When you create a blog with few restrictions on it and start posting, it's like putting a message in a bottle and dropping it off a cliff into the sea. You have no idea what the results might be.
In addition to maintaining my own blog, I follow several of them, I'm active on Facebook, and I'm a member of a genealogy group on LinkedIn. I'm a great believer in posting info anywhere and everywhere because you never know where a person might be searching. Also, posting anywhere and everywhere improves your chances of having your entry turn up in a general search using a search engine...any search engine.
Responding to a Question Pays Off in Unexpected Way
The LinkedIn group is particularly active. Members of the group post questions. I read them and the responses, and occasionally post a comment myself. One post that came through recently was asking for tips on newspaper research.
If you've read just a few posts on my blog, you'll see I'm in constant pursuit of obituaries along with other newspaper articles so that I can post information on Find A Grave.

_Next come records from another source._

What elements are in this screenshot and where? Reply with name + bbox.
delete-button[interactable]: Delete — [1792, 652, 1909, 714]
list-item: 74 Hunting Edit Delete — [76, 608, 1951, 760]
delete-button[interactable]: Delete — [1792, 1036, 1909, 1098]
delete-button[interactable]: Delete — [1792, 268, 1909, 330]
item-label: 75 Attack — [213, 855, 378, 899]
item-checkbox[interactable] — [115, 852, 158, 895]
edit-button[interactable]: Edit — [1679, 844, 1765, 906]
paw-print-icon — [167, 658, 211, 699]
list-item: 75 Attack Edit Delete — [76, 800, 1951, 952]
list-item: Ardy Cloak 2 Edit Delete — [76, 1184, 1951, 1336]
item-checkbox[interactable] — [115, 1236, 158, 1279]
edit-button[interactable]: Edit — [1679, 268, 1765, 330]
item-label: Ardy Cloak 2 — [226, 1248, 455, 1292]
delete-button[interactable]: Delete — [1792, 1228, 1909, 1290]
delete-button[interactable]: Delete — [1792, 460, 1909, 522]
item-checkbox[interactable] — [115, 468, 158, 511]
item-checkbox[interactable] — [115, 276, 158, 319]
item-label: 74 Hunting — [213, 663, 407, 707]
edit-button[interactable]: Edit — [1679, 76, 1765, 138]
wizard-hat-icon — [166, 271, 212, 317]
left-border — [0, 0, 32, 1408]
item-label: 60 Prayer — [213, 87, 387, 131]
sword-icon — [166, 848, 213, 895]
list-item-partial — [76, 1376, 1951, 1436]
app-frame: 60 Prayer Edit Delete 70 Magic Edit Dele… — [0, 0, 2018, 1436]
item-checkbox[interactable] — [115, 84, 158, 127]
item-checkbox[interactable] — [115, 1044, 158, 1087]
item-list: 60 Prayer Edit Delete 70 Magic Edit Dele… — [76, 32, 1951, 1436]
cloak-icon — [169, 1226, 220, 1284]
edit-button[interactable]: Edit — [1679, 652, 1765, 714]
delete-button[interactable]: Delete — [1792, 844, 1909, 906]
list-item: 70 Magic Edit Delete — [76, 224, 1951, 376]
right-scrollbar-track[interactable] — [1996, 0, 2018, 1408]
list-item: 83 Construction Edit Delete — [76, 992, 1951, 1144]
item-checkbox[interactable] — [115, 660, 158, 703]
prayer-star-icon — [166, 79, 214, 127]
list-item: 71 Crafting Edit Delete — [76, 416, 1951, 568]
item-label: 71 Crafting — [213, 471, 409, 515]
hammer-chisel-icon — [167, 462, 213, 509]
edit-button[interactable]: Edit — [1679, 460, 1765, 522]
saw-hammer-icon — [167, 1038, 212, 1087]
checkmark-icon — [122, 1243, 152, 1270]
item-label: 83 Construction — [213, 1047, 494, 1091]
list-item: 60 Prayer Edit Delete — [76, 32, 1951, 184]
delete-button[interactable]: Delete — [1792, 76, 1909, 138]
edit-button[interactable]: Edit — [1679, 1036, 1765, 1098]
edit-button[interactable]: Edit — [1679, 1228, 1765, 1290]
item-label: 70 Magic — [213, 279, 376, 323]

In response to the LinkedIn question, I posted a comment with links to examples of successes in my blog. I've been told that part of the value of my blog is that I tell readers how I'm doing what I'm doing rather than simply reporting my successes...sort of case studies on the go.
Well my email this a.m. brought an unexpected result. A fellow researcher and LinkIn genealogy group subscriber (Betty) seems to have read my post on LinkedIn and followed the links to read the posts that I included as examples. One of the examples was the Hinerman post. In that post, I lamented that I have all of this info about Hinerman but I can't add it to Find A Grave because all I know is that she's buried in Belleville, Illinois. I did a quick look for an index in Illinois but didn't find much that would help. Since I do zero research in Minnesota where Hinerman died, I moved on to other searches.
In her email, Betty sent me an address for the Minnesota Historical Society, which has a death certificate index. For $9.00, you can order copies online (I ordered). As Betty pointed out to me in her email, death certificates frequently include burial locations or the local funeral home that might be able to tell me where Hinerman is buried.
Betty also suggested I try Random Acts of Genealogical Kindness for a volunteer. Again, if you've read my blog, you know that RAOGK is near and dear to my heart. However, I decided that $9.00 was cheap enough that I just ordered the certificate. The $9.00 is also a passive way to donate to a historical society...another activity I try to engage in as much as I am able.
Upshot of this Post
Responding to other people's questions--attempting to help--frequently is returned in kind. However, no one will know about your questions/problems unless you're out there and engaged in the give and take of information. My advise to any genealogist is to get involved in technology. Being engaged in technology allows you to advertise your project and your challenges. Kind strangers...who sometimes turn out to be distant relatives...will help you when they know what you're looking for. You can see that truth time and again in posts on my blog. Creating a blog is easy, interactive, and fun. So if you've hesitated, you might want to reconsider and get in on all the action.